Different Funding Modalities for Health

Helpdesk Query:

What is the evidence on providing health funding support through unearmarked sector budget support as opposed to disease specific funds or programmes? Are there specific outcomes that can be attributed to different funding modalities? Are there any outcomes (or outputs) that can be linked to the way support is provided including sustainability or institutional strengthening? Is one way or the other way better or worse for outcomes?

Summary:

This report examines the evidence on the success of health funding through unearmarked sector budget support and disease specific and programme funding.  It considers the following areas:

  1. Budget support and sector wide approaches (SWAps)
  2. Sector budget support in practice, ODI and Mokoro
  3. Disease specific programmes
  4. Papers on different funding modalities for health
  5. Aid effectiveness

Williamson et al. (2008) find the deployment of uncoordinated project aid in many sectors has contributed and continues to contribute towards a vicious circle, compounding poor sector governance. They suggest a balance of sector-based aid and general budget support. They suggest better dialogue at sector level and avoiding projects and common funds. The incentives within donor agencies and recipients also need to be addressed. Ultimately, the likelihood of reform relies on political support and technical leadership within government. This is very difficult for the donor community to influence.

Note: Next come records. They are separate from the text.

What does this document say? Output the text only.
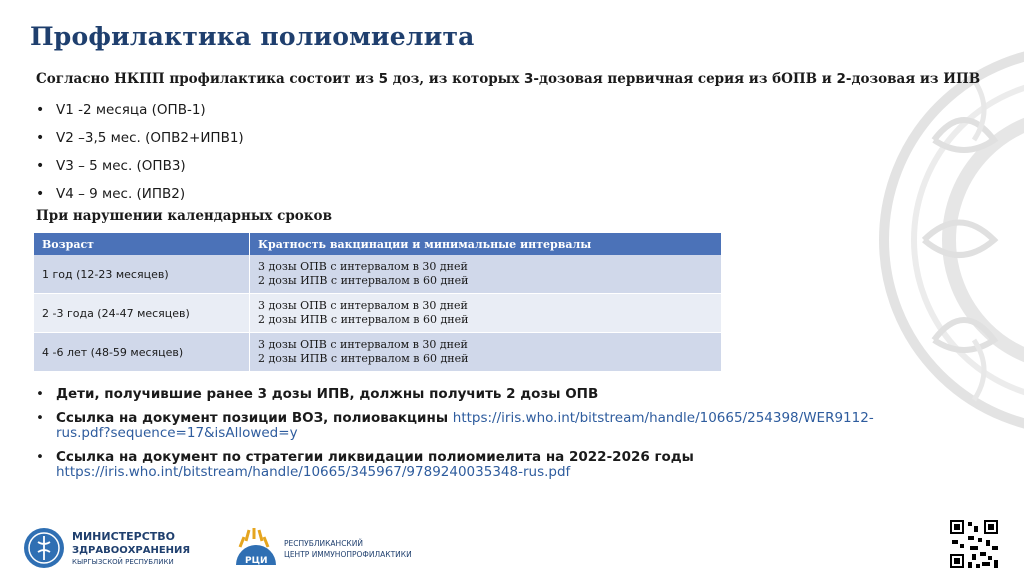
Профилактика полиомиелита
Согласно НКПП профилактика состоит из 5 доз, из которых 3-дозовая первичная серия из бОПВ и 2-дозовая из ИПВ
• V1 -2 месяца (ОПВ-1)
• V2 –3,5 мес. (ОПВ2+ИПВ1)
• V3 – 5 мес. (ОПВ3)
• V4 – 9 мес. (ИПВ2)
При нарушении календарных сроков
Возраст	Кратность вакцинации и минимальные интервалы
1 год (12-23 месяцев)	3 дозы ОПВ с интервалом в 30 дней
2 дозы ИПВ с интервалом в 60 дней

2 -3 года (24-47 месяцев)	3 дозы ОПВ с интервалом в 30 дней
2 дозы ИПВ с интервалом в 60 дней

4 -6 лет (48-59 месяцев)	3 дозы ОПВ с интервалом в 30 дней
2 дозы ИПВ с интервалом в 60 дней
• Дети, получившие ранее 3 дозы ИПВ, должны получить 2 дозы ОПВ
• Ссылка на документ позиции ВОЗ, полиовакцины https://iris.who.int/bitstream/handle/10665/254398/WER9112-rus.pdf?sequence=17&isAllowed=y
• Ссылка на документ по стратегии ликвидации полиомиелита на 2022-2026 годы
https://iris.who.int/bitstream/handle/10665/345967/9789240035348-rus.pdf
МИНИСТЕРСТВО
ЗДРАВООХРАНЕНИЯ
КЫРГЫЗСКОЙ РЕСПУБЛИКИ	РЦИ
РЕСПУБЛИКАНСКИЙ
ЦЕНТР ИММУНОПРОФИЛАКТИКИ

SWAps can be important in making sector budget support work. SWAps have been found to be successful in putting tools and processes in place for improved sector coordination but made only modest achievements of national health objectives (Villaincourt, 2009). The sequencing of efforts to develop and use local skills and systems can mitigate the risks of delayed implementation and a weak results focus.

Global health partnerships can result in a ‘brain drain’ of individuals best placed to provide national technical and managerial leadership. This report also provides some case studies.  And has some useful discussion on the pros and cons of budget support and other funding mechanisms.